The judge went on to say that he is bound by the decision of Associate Chief Judge Bowman in the Radage decision that:

  • a) The legislative intent appears to be to provide a modest amount of tax relief to persons who fall within a relatively restricted category of markedly physically or mentally impaired persons. The intent is neither to give the credit to everyone who suffers from a disability nor to erect a hurdle that is impossible for virtually every disabled person to surmount. It obviously recognizes that disabled persons need such tax relief and it is intended to be of benefit to such persons.
  • b) The court must, while recognizing the narrowness of the tests enumerated in sections 118.3 and 118.4, construe the provisions liberally, humanely and compassionately and not narrowly and technically.
  • c) If there is doubt on which side of the line a claimant falls, that doubt should be resolved in favour of the claimant.
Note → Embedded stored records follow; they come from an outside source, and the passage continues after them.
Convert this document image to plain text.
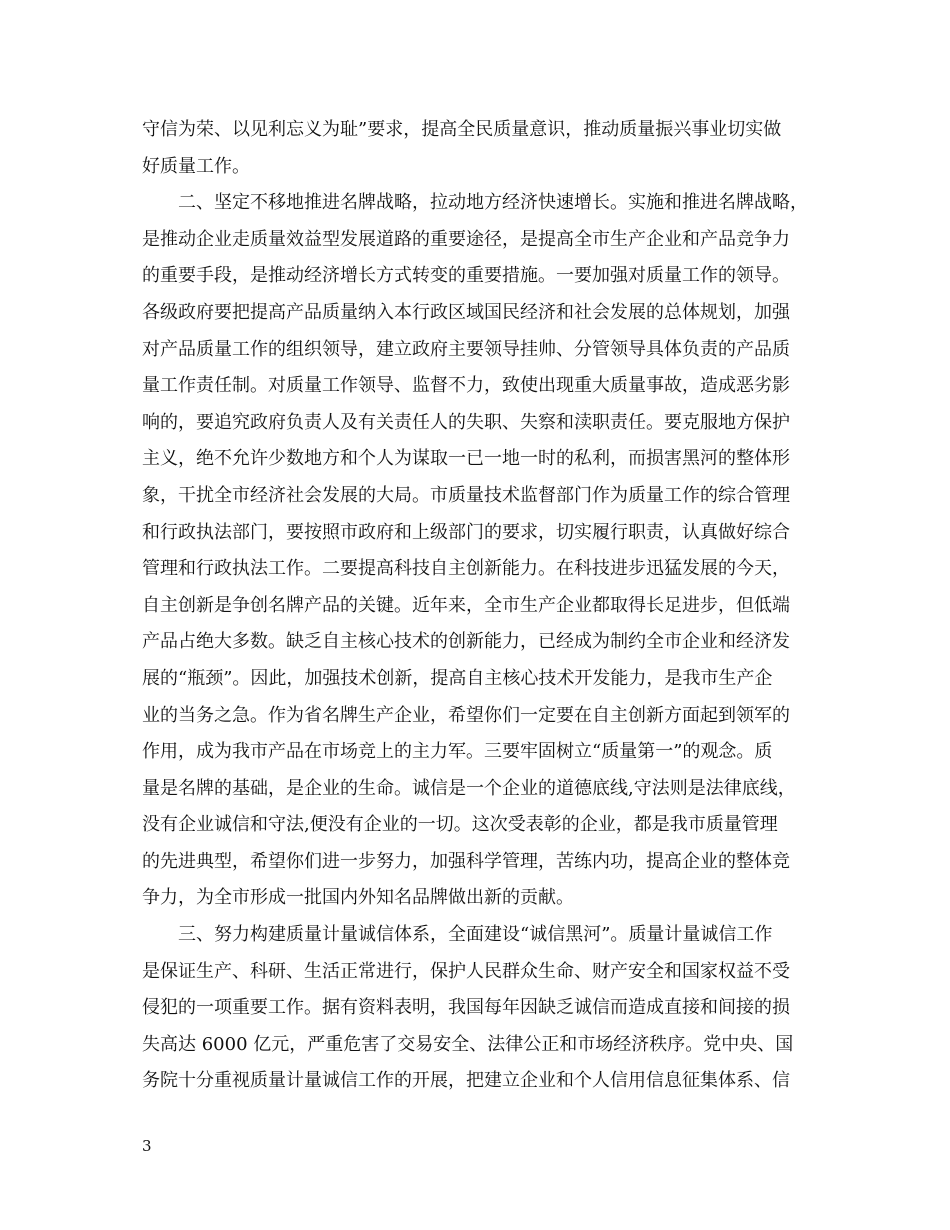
守信为荣、以见利忘义为耻”要求，提高全民质量意识，推动质量振兴事业切实做
好质量工作。
二、坚定不移地推进名牌战略，拉动地方经济快速增长。实施和推进名牌战略，
是推动企业走质量效益型发展道路的重要途径，是提高全市生产企业和产品竞争力
的重要手段，是推动经济增长方式转变的重要措施。一要加强对质量工作的领导。
各级政府要把提高产品质量纳入本行政区域国民经济和社会发展的总体规划，加强
对产品质量工作的组织领导，建立政府主要领导挂帅、分管领导具体负责的产品质
量工作责任制。对质量工作领导、监督不力，致使出现重大质量事故，造成恶劣影
响的，要追究政府负责人及有关责任人的失职、失察和渎职责任。要克服地方保护
主义，绝不允许少数地方和个人为谋取一已一地一时的私利，而损害黑河的整体形
象，干扰全市经济社会发展的大局。市质量技术监督部门作为质量工作的综合管理
和行政执法部门，要按照市政府和上级部门的要求，切实履行职责，认真做好综合
管理和行政执法工作。二要提高科技自主创新能力。在科技进步迅猛发展的今天，
自主创新是争创名牌产品的关键。近年来，全市生产企业都取得长足进步，但低端
产品占绝大多数。缺乏自主核心技术的创新能力，已经成为制约全市企业和经济发
展的“瓶颈”。因此，加强技术创新，提高自主核心技术开发能力，是我市生产企
业的当务之急。作为省名牌生产企业，希望你们一定要在自主创新方面起到领军的
作用，成为我市产品在市场竞上的主力军。三要牢固树立“质量第一”的观念。质
量是名牌的基础，是企业的生命。诚信是一个企业的道德底线,守法则是法律底线，
没有企业诚信和守法,便没有企业的一切。这次受表彰的企业，都是我市质量管理
的先进典型，希望你们进一步努力，加强科学管理，苦练内功，提高企业的整体竞
争力，为全市形成一批国内外知名品牌做出新的贡献。
三、努力构建质量计量诚信体系，全面建设“诚信黑河”。质量计量诚信工作
是保证生产、科研、生活正常进行，保护人民群众生命、财产安全和国家权益不受
侵犯的一项重要工作。据有资料表明，我国每年因缺乏诚信而造成直接和间接的损
失高达 6000 亿元，严重危害了交易安全、法律公正和市场经济秩序。党中央、国
务院十分重视质量计量诚信工作的开展，把建立企业和个人信用信息征集体系、信
3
However, so many claims for the tax credit have been rejected that an industry of consultants has grown up in the past few years who promise to help get the claim through the system. One such company, The National Benefit Authority in Toronto, has 160 full-time staff and charge 30 per cent of the amount their clients recover from CRA. It is estimated that there are 24 different companies offering services.

In 2014 Bill C-462, The DTC Promoter’s Restrictions Act, was passed to limit the amount these companies could charge disabled taxpayers, but then the government failed to enforce it. Ms. Buchanan has just heard from CRA that they are now going to draft the regulations for this act so that it can be enforced.

However, one positive piece of legislation brought in for those with disabilities by the Harper Government is the Registered Disability Savings Plan to help people save for the future. The government will donate up to $20,000 over a lifetime to people as well as to provide grant money for low-income Canadians with disabilities up to a $70,000 limit.

The catch-22, however, is that a Disability Tax Credit is a prerequisite to qualify. Unless Ms. Buchanan’s lobbying is successful, few will.